Going through the lower level, he found conference rooms, art restoration labs, humidity-controlled storage spaces filled with hundreds of crates with addresses to and from the world’s finest museums: the Smithsonian, the Metropolitan Museum of Art, the Louvre, the Vatican. Crates of all shapes and sizes containing who knew what.
Shamus’s elegantly appointed private office lacked the character and feeling of frequent use, as evidenced by the absence of a single picture or memento.
Nick stood at the desk and noted an odd six-inch-square box, a red half-moon dome on top. He’d seen similar ones on the wall by the Monet and in the hallway approaching the office and had thought them to be security-related, but he now realized they had been placed by the thieves and were the devices that had disabled the cameras.
Looking to gain some understanding of Shamus, Nick shined his light about the room, at the desktop, the wall shelves filled with encyclopedias, books on philosophy and religion, Dante’s Divine Comedy, treatises on world hunger and poverty.

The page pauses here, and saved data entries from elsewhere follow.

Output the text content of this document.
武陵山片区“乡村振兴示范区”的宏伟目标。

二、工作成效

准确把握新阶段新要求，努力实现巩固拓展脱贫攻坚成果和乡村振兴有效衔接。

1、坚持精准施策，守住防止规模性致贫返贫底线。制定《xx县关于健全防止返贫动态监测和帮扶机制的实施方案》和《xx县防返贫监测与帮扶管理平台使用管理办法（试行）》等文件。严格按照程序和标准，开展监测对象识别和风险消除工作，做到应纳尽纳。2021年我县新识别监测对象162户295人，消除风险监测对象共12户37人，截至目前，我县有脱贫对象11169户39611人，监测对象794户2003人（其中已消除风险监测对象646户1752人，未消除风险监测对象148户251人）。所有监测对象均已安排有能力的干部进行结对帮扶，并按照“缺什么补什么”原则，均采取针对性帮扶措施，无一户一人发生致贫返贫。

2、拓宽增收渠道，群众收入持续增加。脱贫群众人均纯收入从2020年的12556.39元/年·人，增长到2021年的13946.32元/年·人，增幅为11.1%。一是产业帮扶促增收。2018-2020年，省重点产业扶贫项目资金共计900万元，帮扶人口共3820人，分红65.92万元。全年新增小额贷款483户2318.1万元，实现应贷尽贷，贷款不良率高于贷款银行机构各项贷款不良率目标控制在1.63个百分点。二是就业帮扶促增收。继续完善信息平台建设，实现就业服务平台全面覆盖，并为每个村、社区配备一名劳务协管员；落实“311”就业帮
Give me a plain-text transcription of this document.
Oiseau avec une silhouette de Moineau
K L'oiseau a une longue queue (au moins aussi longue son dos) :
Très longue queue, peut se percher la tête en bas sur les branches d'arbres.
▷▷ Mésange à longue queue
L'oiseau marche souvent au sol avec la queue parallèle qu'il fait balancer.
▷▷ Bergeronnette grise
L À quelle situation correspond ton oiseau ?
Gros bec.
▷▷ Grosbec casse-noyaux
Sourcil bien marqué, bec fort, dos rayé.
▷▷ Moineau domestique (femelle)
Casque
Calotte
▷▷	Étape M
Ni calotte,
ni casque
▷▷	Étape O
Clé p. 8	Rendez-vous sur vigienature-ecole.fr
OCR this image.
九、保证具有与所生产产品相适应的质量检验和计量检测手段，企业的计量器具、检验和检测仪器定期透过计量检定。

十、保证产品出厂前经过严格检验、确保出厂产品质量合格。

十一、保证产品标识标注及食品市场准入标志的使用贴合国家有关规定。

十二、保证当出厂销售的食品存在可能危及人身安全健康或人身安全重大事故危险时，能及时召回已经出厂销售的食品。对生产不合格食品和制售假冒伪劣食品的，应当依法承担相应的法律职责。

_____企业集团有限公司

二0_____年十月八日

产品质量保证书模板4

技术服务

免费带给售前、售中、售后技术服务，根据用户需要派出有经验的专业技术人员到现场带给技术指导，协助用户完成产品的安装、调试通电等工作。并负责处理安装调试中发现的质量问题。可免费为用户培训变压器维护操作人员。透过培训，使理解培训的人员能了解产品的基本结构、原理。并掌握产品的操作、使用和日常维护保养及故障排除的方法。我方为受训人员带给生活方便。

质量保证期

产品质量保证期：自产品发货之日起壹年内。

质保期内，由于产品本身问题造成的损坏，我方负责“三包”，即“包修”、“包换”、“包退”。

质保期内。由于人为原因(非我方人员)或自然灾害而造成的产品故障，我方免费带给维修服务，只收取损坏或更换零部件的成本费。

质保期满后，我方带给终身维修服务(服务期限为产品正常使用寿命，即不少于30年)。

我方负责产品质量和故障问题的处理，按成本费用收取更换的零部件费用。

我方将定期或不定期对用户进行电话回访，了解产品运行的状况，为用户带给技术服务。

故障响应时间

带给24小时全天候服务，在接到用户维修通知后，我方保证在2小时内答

He turned and opened the drawers of the credenza and found an array of plaques and honoraria, medals and testimonials. But unlike the trophies Nick kept hidden away in his library, these were not for sports, but were of actual significance for deeds whose merit far outweighed hockey championships and swim races. The simple plaques were for actions whose value could not be assessed. UNICEF, the Wildlife Trust, Habitat for Humanity, Doctors Without Borders, and Environment Rescue had all seen fit to bestow their highest honors on Hennicot.
Without ever meeting the man, Nick gained more insight into his character with this one glance. This was a man embarrassed by his charity, who chose to hide away the recognition bestowed upon him.
Nick turned the flashlight on the windowless room and was about to exit when a slight crack in the wall was illuminated. He ran his hands down the darkly stained walnut and found the seam of the panel, something that shouldn’t have been accepted in this finely crafted space. Nick laid his hand upon the wall and with a gentle push, it swung inward on whisper hinges. The narrow door, without handles or knobs, revealed a small room, eight feet square. There were no finishes here, no effort to mask the concrete construction. Three simple lights, which, like all the other lights, lacked power, hung from the ceiling. Another red-domed box was affixed to the wall. The two objects in the center of the room were as cold and plain as the room itself. Built in 1948, the two Harris safes had centered flywheels and brass bar handles. They were two blocks of steel four feet high and square looking to weigh over a thousand pounds each, but the weight wasn’t the only deterrent to removing them, as they were bolted to the floor, probably sunk into the granite foundation. They were identical in appearance but for one distinction: The door of the one on the right hung conspicuously open. Its three-foot interior was covered in black felt so as not to damage whatever had once resided within. The safe lay empty, cleaned out, as the saying goes.